KANSAS CITY, Mo. — For some, April 20, or 4/20, is a marijuana holiday. But police and prosecutors see it another way.

Prosecutors and the Kansas City Police Department’s Vice Unit are reminding the community about illegal vape cartridges being sold at some gas stations and smoke shops. 

The effort is called Operation Delta-Free Youth, and the goal is to remove illegal THC vape cartridges from store shelves. 

“This is just the beginning,” Platte County Prosecutor Eric Zahnd said.

On Monday, Zahnd and the Clay County Prosecutor Dan White sent cease and desist letters to 18 stores in the Northland.

They declined to identify the currently identified offending locations by name, saying they preferred to allow the stores to have the opportunity to remove the illegal products first.

Undercover police officers bought vape cartridges advertised as containing THC and the products tested positive for THC.

The prosecutors said that, given Missouri’s legalization of medical marijuana and and other laws legalizing low-THC industrial hemp, some people may be confused about whether vaping cartridges containing THC are legal.

But Missouri law makes THC or synthetic substances similar in structure to THC illegal to possess or sell in Missouri.
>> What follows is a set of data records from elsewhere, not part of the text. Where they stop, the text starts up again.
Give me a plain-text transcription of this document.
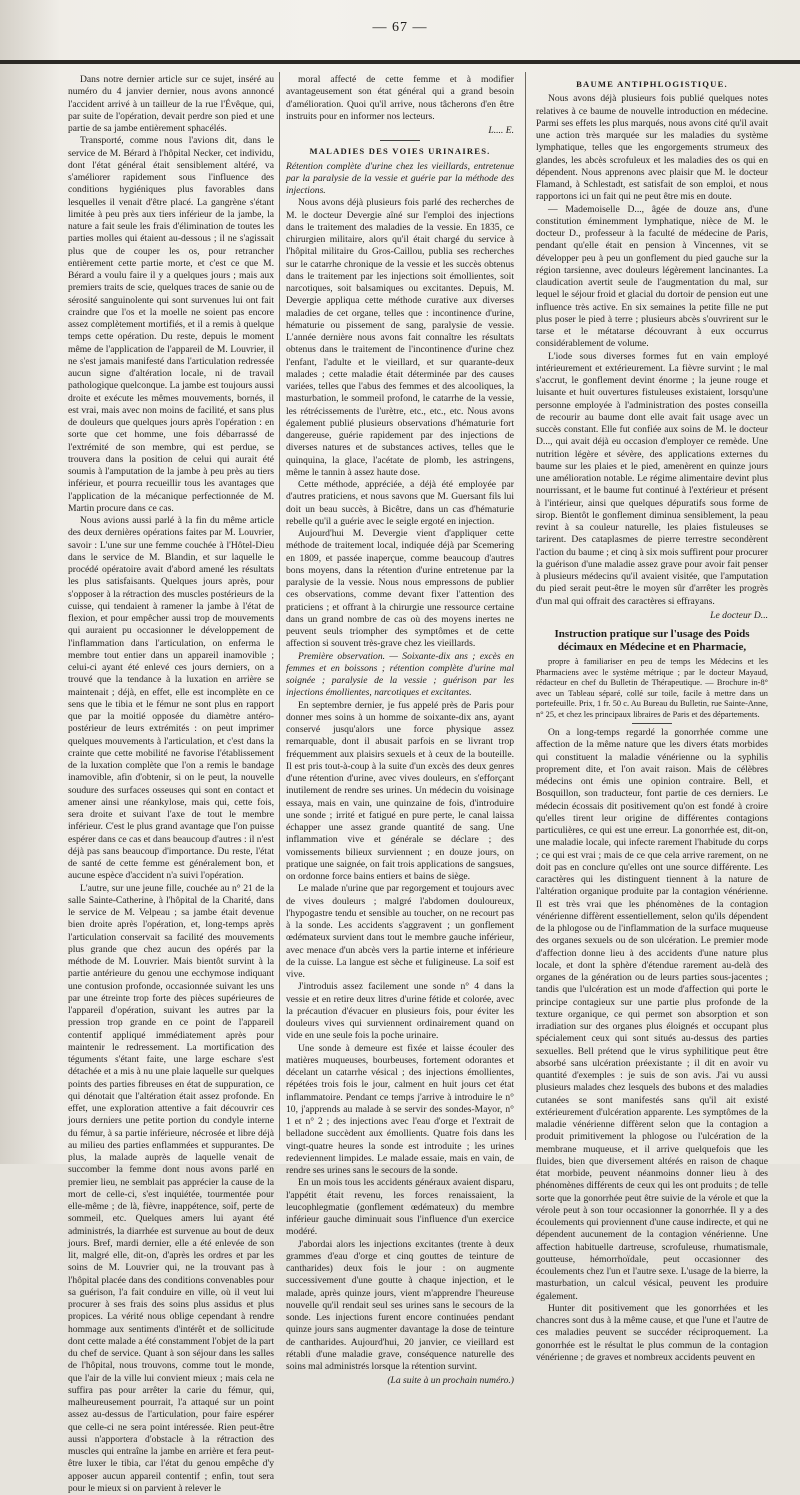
— 67 —

Dans notre dernier article sur ce sujet, inséré au numéro du 4 janvier dernier, nous avons annoncé l'accident arrivé à un tailleur de la rue l'Évêque, qui, par suite de l'opération, devait perdre son pied et une partie de sa jambe entièrement sphacélés.

Transporté, comme nous l'avions dit, dans le service de M. Bérard à l'hôpital Necker, cet individu, dont l'état général était sensiblement altéré, va s'améliorer rapidement sous l'influence des conditions hygiéniques plus favorables dans lesquelles il venait d'être placé. La gangrène s'étant limitée à peu près aux tiers inférieur de la jambe, la nature a fait seule les frais d'élimination de toutes les parties molles qui étaient au-dessous ; il ne s'agissait plus que de couper les os, pour retrancher entièrement cette partie morte, et c'est ce que M. Bérard a voulu faire il y a quelques jours ; mais aux premiers traits de scie, quelques traces de sanie ou de sérosité sanguinolente qui sont survenues lui ont fait craindre que l'os et la moelle ne soient pas encore assez complètement mortifiés, et il a remis à quelque temps cette opération. Du reste, depuis le moment même de l'application de l'appareil de M. Louvrier, il ne s'est jamais manifesté dans l'articulation redressée aucun signe d'altération locale, ni de travail pathologique quelconque. La jambe est toujours aussi droite et exécute les mêmes mouvements, bornés, il est vrai, mais avec non moins de facilité, et sans plus de douleurs que quelques jours après l'opération : en sorte que cet homme, une fois débarrassé de l'extrémité de son membre, qui est perdue, se trouvera dans la position de celui qui aurait été soumis à l'amputation de la jambe à peu près au tiers inférieur, et pourra recueillir tous les avantages que l'application de la mécanique perfectionnée de M. Martin procure dans ce cas.

Nous avions aussi parlé à la fin du même article des deux dernières opérations faites par M. Louvrier, savoir : L'une sur une femme couchée à l'Hôtel-Dieu dans le service de M. Blandin, et sur laquelle le procédé opératoire avait d'abord amené les résultats les plus satisfaisants. Quelques jours après, pour s'opposer à la rétraction des muscles postérieurs de la cuisse, qui tendaient à ramener la jambe à l'état de flexion, et pour empêcher aussi trop de mouvements qui auraient pu occasionner le développement de l'inflammation dans l'articulation, on enferma le membre tout entier dans un appareil inamovible ; celui-ci ayant été enlevé ces jours derniers, on a trouvé que la tendance à la luxation en arrière se maintenait ; déjà, en effet, elle est incomplète en ce sens que le tibia et le fémur ne sont plus en rapport que par la moitié opposée du diamètre antéro-postérieur de leurs extrémités : on peut imprimer quelques mouvements à l'articulation, et c'est dans la crainte que cette mobilité ne favorise l'établissement de la luxation complète que l'on a remis le bandage inamovible, afin d'obtenir, si on le peut, la nouvelle soudure des surfaces osseuses qui sont en contact et amener ainsi une réankylose, mais qui, cette fois, sera droite et suivant l'axe de tout le membre inférieur. C'est le plus grand avantage que l'on puisse espérer dans ce cas et dans beaucoup d'autres : il n'est déjà pas sans beaucoup d'importance. Du reste, l'état de santé de cette femme est généralement bon, et aucune espèce d'accident n'a suivi l'opération.

L'autre, sur une jeune fille, couchée au n° 21 de la salle Sainte-Catherine, à l'hôpital de la Charité, dans le service de M. Velpeau ; sa jambe était devenue bien droite après l'opération, et, long-temps après l'articulation conservait sa facilité des mouvements plus grande que chez aucun des opérés par la méthode de M. Louvrier. Mais bientôt survint à la partie antérieure du genou une ecchymose indiquant une contusion profonde, occasionnée suivant les uns par une étreinte trop forte des pièces supérieures de l'appareil d'opération, suivant les autres par la pression trop grande en ce point de l'appareil contentif appliqué immédiatement après pour maintenir le redressement. La mortification des téguments s'étant faite, une large eschare s'est détachée et a mis à nu une plaie laquelle sur quelques points des parties fibreuses en état de suppuration, ce qui dénotait que l'altération était assez profonde. En effet, une exploration attentive a fait découvrir ces jours derniers une petite portion du condyle interne du fémur, à sa partie inférieure, nécrosée et libre déjà au milieu des parties enflammées et suppurantes. De plus, la malade auprès de laquelle venait de succomber la femme dont nous avons parlé en premier lieu, ne semblait pas apprécier la cause de la mort de celle-ci, s'est inquiétée, tourmentée pour elle-même ; de là, fièvre, inappétence, soif, perte de sommeil, etc. Quelques amers lui ayant été administrés, la diarrhée est survenue au bout de deux jours. Bref, mardi dernier, elle a été enlevée de son lit, malgré elle, dit-on, d'après les ordres et par les soins de M. Louvrier qui, ne la trouvant pas à l'hôpital placée dans des conditions convenables pour sa guérison, l'a fait conduire en ville, où il veut lui procurer à ses frais des soins plus assidus et plus propices. La vérité nous oblige cependant à rendre hommage aux sentiments d'intérêt et de sollicitude dont cette malade a été constamment l'objet de la part du chef de service. Quant à son séjour dans les salles de l'hôpital, nous trouvons, comme tout le monde, que l'air de la ville lui convient mieux ; mais cela ne suffira pas pour arrêter la carie du fémur, qui, malheureusement pourrait, l'a attaqué sur un point assez au-dessus de l'articulation, pour faire espérer que celle-ci ne sera point intéressée. Rien peut-être aussi n'apportera d'obstacle à la rétraction des muscles qui entraîne la jambe en arrière et fera peut-être luxer le tibia, car l'état du genou empêche d'y apposer aucun appareil contentif ; enfin, tout sera pour le mieux si on parvient à relever le

moral affecté de cette femme et à modifier avantageusement son état général qui a grand besoin d'amélioration. Quoi qu'il arrive, nous tâcherons d'en être instruits pour en informer nos lecteurs.

L.... E.
MALADIES DES VOIES URINAIRES.

Rétention complète d'urine chez les vieillards, entretenue par la paralysie de la vessie et guérie par la méthode des injections.

Nous avons déjà plusieurs fois parlé des recherches de M. le docteur Devergie aîné sur l'emploi des injections dans le traitement des maladies de la vessie. En 1835, ce chirurgien militaire, alors qu'il était chargé du service à l'hôpital militaire du Gros-Caillou, publia ses recherches sur le catarrhe chronique de la vessie et les succès obtenus dans le traitement par les injections soit émollientes, soit narcotiques, soit balsamiques ou excitantes. Depuis, M. Devergie appliqua cette méthode curative aux diverses maladies de cet organe, telles que : incontinence d'urine, hématurie ou pissement de sang, paralysie de vessie. L'année dernière nous avons fait connaître les résultats obtenus dans le traitement de l'incontinence d'urine chez l'enfant, l'adulte et le vieillard, et sur quarante-deux malades ; cette maladie était déterminée par des causes variées, telles que l'abus des femmes et des alcooliques, la masturbation, le sommeil profond, le catarrhe de la vessie, les rétrécissements de l'urètre, etc., etc., etc. Nous avons également publié plusieurs observations d'hématurie fort dangereuse, guérie rapidement par des injections de diverses natures et de substances actives, telles que le quinquina, la glace, l'acétate de plomb, les astringens, même le tannin à assez haute dose.

Cette méthode, appréciée, a déjà été employée par d'autres praticiens, et nous savons que M. Guersant fils lui doit un beau succès, à Bicêtre, dans un cas d'hématurie rebelle qu'il a guérie avec le seigle ergoté en injection.

Aujourd'hui M. Devergie vient d'appliquer cette méthode de traitement local, indiquée déjà par Scemering en 1809, et passée inaperçue, comme beaucoup d'autres bons moyens, dans la rétention d'urine entretenue par la paralysie de la vessie. Nous nous empressons de publier ces observations, comme devant fixer l'attention des praticiens ; et offrant à la chirurgie une ressource certaine dans un grand nombre de cas où des moyens inertes ne peuvent seuls triompher des symptômes et de cette affection si souvent très-grave chez les vieillards.

Première observation. — Soixante-dix ans ; excès en femmes et en boissons ; rétention complète d'urine mal soignée ; paralysie de la vessie ; guérison par les injections émollientes, narcotiques et excitantes.

En septembre dernier, je fus appelé près de Paris pour donner mes soins à un homme de soixante-dix ans, ayant conservé jusqu'alors une force physique assez remarquable, dont il abusait parfois en se livrant trop fréquemment aux plaisirs sexuels et à ceux de la bouteille. Il est pris tout-à-coup à la suite d'un excès des deux genres d'une rétention d'urine, avec vives douleurs, en s'efforçant inutilement de rendre ses urines. Un médecin du voisinage essaya, mais en vain, une quinzaine de fois, d'introduire une sonde ; irrité et fatigué en pure perte, le canal laissa échapper une assez grande quantité de sang. Une inflammation vive et générale se déclare ; des vomissements bilieux surviennent ; en douze jours, on pratique une saignée, on fait trois applications de sangsues, on ordonne force bains entiers et bains de siège.

Le malade n'urine que par regorgement et toujours avec de vives douleurs ; malgré l'abdomen douloureux, l'hypogastre tendu et sensible au toucher, on ne recourt pas à la sonde. Les accidents s'aggravent ; un gonflement œdémateux survient dans tout le membre gauche inférieur, avec menace d'un abcès vers la partie interne et inférieure de la cuisse. La langue est sèche et fuligineuse. La soif est vive.

J'introduis assez facilement une sonde n° 4 dans la vessie et en retire deux litres d'urine fétide et colorée, avec la précaution d'évacuer en plusieurs fois, pour éviter les douleurs vives qui surviennent ordinairement quand on vide en une seule fois la poche urinaire.

Une sonde à demeure est fixée et laisse écouler des matières muqueuses, bourbeuses, fortement odorantes et décelant un catarrhe vésical ; des injections émollientes, répétées trois fois le jour, calment en huit jours cet état inflammatoire. Pendant ce temps j'arrive à introduire le n° 10, j'apprends au malade à se servir des sondes-Mayor, n° 1 et n° 2 ; des injections avec l'eau d'orge et l'extrait de belladone succèdent aux émollients. Quatre fois dans les vingt-quatre heures la sonde est introduite ; les urines redeviennent limpides. Le malade essaie, mais en vain, de rendre ses urines sans le secours de la sonde.

En un mois tous les accidents généraux avaient disparu, l'appétit était revenu, les forces renaissaient, la leucophlegmatie (gonflement œdémateux) du membre inférieur gauche diminuait sous l'influence d'un exercice modéré.

J'abordai alors les injections excitantes (trente à deux grammes d'eau d'orge et cinq gouttes de teinture de cantharides) deux fois le jour : on augmente successivement d'une goutte à chaque injection, et le malade, après quinze jours, vient m'apprendre l'heureuse nouvelle qu'il rendait seul ses urines sans le secours de la sonde. Les injections furent encore continuées pendant quinze jours sans augmenter davantage la dose de teinture de cantharides. Aujourd'hui, 20 janvier, ce vieillard est rétabli d'une maladie grave, conséquence naturelle des soins mal administrés lorsque la rétention survint.

(La suite à un prochain numéro.)
BAUME ANTIPHLOGISTIQUE.

Nous avons déjà plusieurs fois publié quelques notes relatives à ce baume de nouvelle introduction en médecine. Parmi ses effets les plus marqués, nous avons cité qu'il avait une action très marquée sur les maladies du système lymphatique, telles que les engorgements strumeux des glandes, les abcès scrofuleux et les maladies des os qui en dépendent. Nous apprenons avec plaisir que M. le docteur Flamand, à Schlestadt, est satisfait de son emploi, et nous rapportons ici un fait qui ne peut être mis en doute.

— Mademoiselle D..., âgée de douze ans, d'une constitution éminemment lymphatique, nièce de M. le docteur D., professeur à la faculté de médecine de Paris, pendant qu'elle était en pension à Vincennes, vit se développer peu à peu un gonflement du pied gauche sur la région tarsienne, avec douleurs légèrement lancinantes. La claudication avertit seule de l'augmentation du mal, sur lequel le séjour froid et glacial du dortoir de pension eut une influence très active. En six semaines la petite fille ne put plus poser le pied à terre ; plusieurs abcès s'ouvrirent sur le tarse et le métatarse découvrant à eux occurrus considérablement de volume.

L'iode sous diverses formes fut en vain employé intérieurement et extérieurement. La fièvre survint ; le mal s'accrut, le gonflement devint énorme ; la jeune rouge et luisante et huit ouvertures fistuleuses existaient, lorsqu'une personne employée à l'administration des postes conseilla de recourir au baume dont elle avait fait usage avec un succès constant. Elle fut confiée aux soins de M. le docteur D..., qui avait déjà eu occasion d'employer ce remède. Une nutrition légère et sévère, des applications externes du baume sur les plaies et le pied, amenèrent en quinze jours une amélioration notable. Le régime alimentaire devint plus nourrissant, et le baume fut continué à l'extérieur et présent à l'intérieur, ainsi que quelques dépuratifs sous forme de sirop. Bientôt le gonflement diminua sensiblement, la peau revint à sa couleur naturelle, les plaies fistuleuses se tarirent. Des cataplasmes de pierre terrestre secondèrent l'action du baume ; et cinq à six mois suffirent pour procurer la guérison d'une maladie assez grave pour avoir fait penser à plusieurs médecins qu'il avaient visitée, que l'amputation du pied serait peut-être le moyen sûr d'arrêter les progrès d'un mal qui offrait des caractères si effrayans.

Le docteur D...
Instruction pratique sur l'usage des Poids décimaux en Médecine et en Pharmacie,

propre à familiariser en peu de temps les Médecins et les Pharmaciens avec le système métrique ; par le docteur Mayaud, rédacteur en chef du Bulletin de Thérapeutique. — Brochure in-8° avec un Tableau séparé, collé sur toile, facile à mettre dans un portefeuille. Prix, 1 fr. 50 c. Au Bureau du Bulletin, rue Sainte-Anne, n° 25, et chez les principaux libraires de Paris et des départements.

On a long-temps regardé la gonorrhée comme une affection de la même nature que les divers états morbides qui constituent la maladie vénérienne ou la syphilis proprement dite, et l'on avait raison. Mais de célèbres médecins ont émis une opinion contraire. Bell, et Bosquillon, son traducteur, font partie de ces derniers. Le médecin écossais dit positivement qu'on est fondé à croire qu'elles tirent leur origine de différentes contagions particulières, ce qui est une erreur. La gonorrhée est, dit-on, une maladie locale, qui infecte rarement l'habitude du corps ; ce qui est vrai ; mais de ce que cela arrive rarement, on ne doit pas en conclure qu'elles ont une source différente. Les caractères qui les distinguent tiennent à la nature de l'altération organique produite par la contagion vénérienne. Il est très vrai que les phénomènes de la contagion vénérienne diffèrent essentiellement, selon qu'ils dépendent de la phlogose ou de l'inflammation de la surface muqueuse des organes sexuels ou de son ulcération. Le premier mode d'affection donne lieu à des accidents d'une nature plus locale, et dont la sphère d'étendue rarement au-delà des organes de la génération ou de leurs parties sous-jacentes ; tandis que l'ulcération est un mode d'affection qui porte le principe contagieux sur une partie plus profonde de la texture organique, ce qui permet son absorption et son irradiation sur des organes plus éloignés et occupant plus spécialement ceux qui sont situés au-dessus des parties sexuelles. Bell prétend que le virus syphilitique peut être absorbé sans ulcération préexistante ; il dit en avoir vu quantité d'exemples : je suis de son avis. J'ai vu aussi plusieurs malades chez lesquels des bubons et des maladies cutanées se sont manifestés sans qu'il ait existé extérieurement d'ulcération apparente. Les symptômes de la maladie vénérienne diffèrent selon que la contagion a produit primitivement la phlogose ou l'ulcération de la membrane muqueuse, et il arrive quelquefois que les fluides, bien que diversement altérés en raison de chaque état morbide, peuvent néanmoins donner lieu à des phénomènes différents de ceux qui les ont produits ; de telle sorte que la gonorrhée peut être suivie de la vérole et que la vérole peut à son tour occasionner la gonorrhée. Il y a des écoulements qui proviennent d'une cause indirecte, et qui ne dépendent aucunement de la contagion vénérienne. Une affection habituelle dartreuse, scrofuleuse, rhumatismale, goutteuse, hémorrhoïdale, peut occasionner des écoulements chez l'un et l'autre sexe. L'usage de la bierre, la masturbation, un calcul vésical, peuvent les produire également.

Hunter dit positivement que les gonorrhées et les chancres sont dus à la même cause, et que l'une et l'autre de ces maladies peuvent se succéder réciproquement. La gonorrhée est le résultat le plus commun de la contagion vénérienne ; de graves et nombreux accidents peuvent en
They’re hoping to set the record straight through Operation Delta-Free Youth.

“We’re not done yet. During our initial visits, we observed multiple sales to people who appeared to be minors without any attempt to ascertain the buyer’s age, which is another violation of the law,” Sgt. Brad Dumit of KCPD’s Vice Unit said. “We intend to visit each of the original locations to see if they’ve complied with the prosecutors’ demands, and we will also conduct covert operations in other stores soon.”

Police said the products are often marketed as containing Delta-8 or THC, which is the main psychoactive ingredient in marijuana.
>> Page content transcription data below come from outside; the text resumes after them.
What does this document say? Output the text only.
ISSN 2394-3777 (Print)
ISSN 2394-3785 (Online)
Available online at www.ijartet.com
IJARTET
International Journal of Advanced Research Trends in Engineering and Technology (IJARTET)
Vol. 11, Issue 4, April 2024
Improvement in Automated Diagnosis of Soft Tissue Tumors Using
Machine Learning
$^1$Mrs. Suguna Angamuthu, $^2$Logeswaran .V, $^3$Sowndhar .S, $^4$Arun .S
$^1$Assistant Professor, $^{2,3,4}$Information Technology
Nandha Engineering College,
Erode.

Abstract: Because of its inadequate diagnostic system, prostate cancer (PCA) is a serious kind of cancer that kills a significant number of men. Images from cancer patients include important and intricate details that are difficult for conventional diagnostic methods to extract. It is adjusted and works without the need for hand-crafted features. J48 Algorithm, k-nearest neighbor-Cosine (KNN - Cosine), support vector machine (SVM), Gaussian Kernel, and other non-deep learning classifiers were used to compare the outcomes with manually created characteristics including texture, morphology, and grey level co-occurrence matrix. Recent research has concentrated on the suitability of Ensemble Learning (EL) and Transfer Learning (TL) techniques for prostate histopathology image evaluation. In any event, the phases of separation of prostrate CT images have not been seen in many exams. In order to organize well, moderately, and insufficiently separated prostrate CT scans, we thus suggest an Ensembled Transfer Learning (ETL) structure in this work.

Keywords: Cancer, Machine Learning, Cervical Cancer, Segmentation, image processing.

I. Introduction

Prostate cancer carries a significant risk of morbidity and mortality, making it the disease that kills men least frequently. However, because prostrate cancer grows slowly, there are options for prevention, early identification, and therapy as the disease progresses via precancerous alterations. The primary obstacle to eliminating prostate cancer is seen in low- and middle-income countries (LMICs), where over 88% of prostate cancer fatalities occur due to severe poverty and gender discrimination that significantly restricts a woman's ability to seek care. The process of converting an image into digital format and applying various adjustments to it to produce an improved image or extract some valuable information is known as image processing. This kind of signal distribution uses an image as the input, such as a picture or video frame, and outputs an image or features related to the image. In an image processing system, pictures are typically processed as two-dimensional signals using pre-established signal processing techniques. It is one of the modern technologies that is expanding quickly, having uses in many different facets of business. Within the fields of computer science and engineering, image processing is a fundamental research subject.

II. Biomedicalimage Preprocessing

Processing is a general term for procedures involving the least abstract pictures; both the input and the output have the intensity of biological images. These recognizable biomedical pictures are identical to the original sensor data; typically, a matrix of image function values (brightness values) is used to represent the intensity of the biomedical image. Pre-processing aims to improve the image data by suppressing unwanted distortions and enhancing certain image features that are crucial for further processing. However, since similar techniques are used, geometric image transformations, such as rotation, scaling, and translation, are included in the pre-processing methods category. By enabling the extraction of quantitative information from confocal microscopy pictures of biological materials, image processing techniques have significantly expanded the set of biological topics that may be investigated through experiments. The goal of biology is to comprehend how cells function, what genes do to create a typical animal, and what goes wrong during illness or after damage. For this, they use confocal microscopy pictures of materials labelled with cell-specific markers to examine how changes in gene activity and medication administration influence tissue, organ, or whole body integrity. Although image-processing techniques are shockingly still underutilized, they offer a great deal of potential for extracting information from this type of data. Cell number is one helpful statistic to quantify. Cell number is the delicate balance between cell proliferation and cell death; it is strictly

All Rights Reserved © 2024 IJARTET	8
“There’s a common misperception that these THC-containing vape products are legal in Missouri, and that’s what it is — a misperception,” Zahnd said. “Those are illegal in the state of Missouri, and today we are beginning to take action against those products.”

Zahnd said it’s an effort to keep illegal products out of the hands of youth, who he said are particularly at risk from the dangers of marijuana use. 

“Based on reports from community members and high school administrators and teachers that vape products have become one of the go-to products for teenagers still in schools,” Zahnd said, “and we know that some of those products contain illegal THC.”

Police and prosecutors thanked members of the Northland Coalition for urging shops to take action against the THC products. The Northland Coalition is a group that promotes drug use prevention in schools and communities in Clay, Platte and Ray counties.

Vicky Ward, manager of prevention and wellness for Tri-County Mental Health Services, helps lead the 21 Northland prevention coalitions, with the support of their local school districts.

“Teens are turning to vape products for numerous reasons,” Ward said. “A goal of prevention is to reduce the risk factors that contribute to youth substance use. Since the adolescent brain is not fully developed until the mid-twenties, addiction can happen more quickly.”

Police and prosecutors urged other locations with similar products in Clay and Platte counties to also rid their shelves of THC products before Operation Delta-Free Youth expands. 

If the products containing THC or a similar controlled substance are not removed, Zahnd said they’ll file criminal cases. 

He encourages all stores in Missouri to act. Otherwise, the letters mention possible search warrants. 

Operation Delta-Free Youth did not seek enforcement against any dispensary licensed by the state of Missouri to sell controlled substances including marijuana.

“We hope that today, by educating them about the fact that these products are illegal in Missouri, stores will take action and remove these items from shelves,” Zahnd said.

Zahnd said businesses could be fined up to $20,000. And people selling illegal products could face four years in jail, maybe more.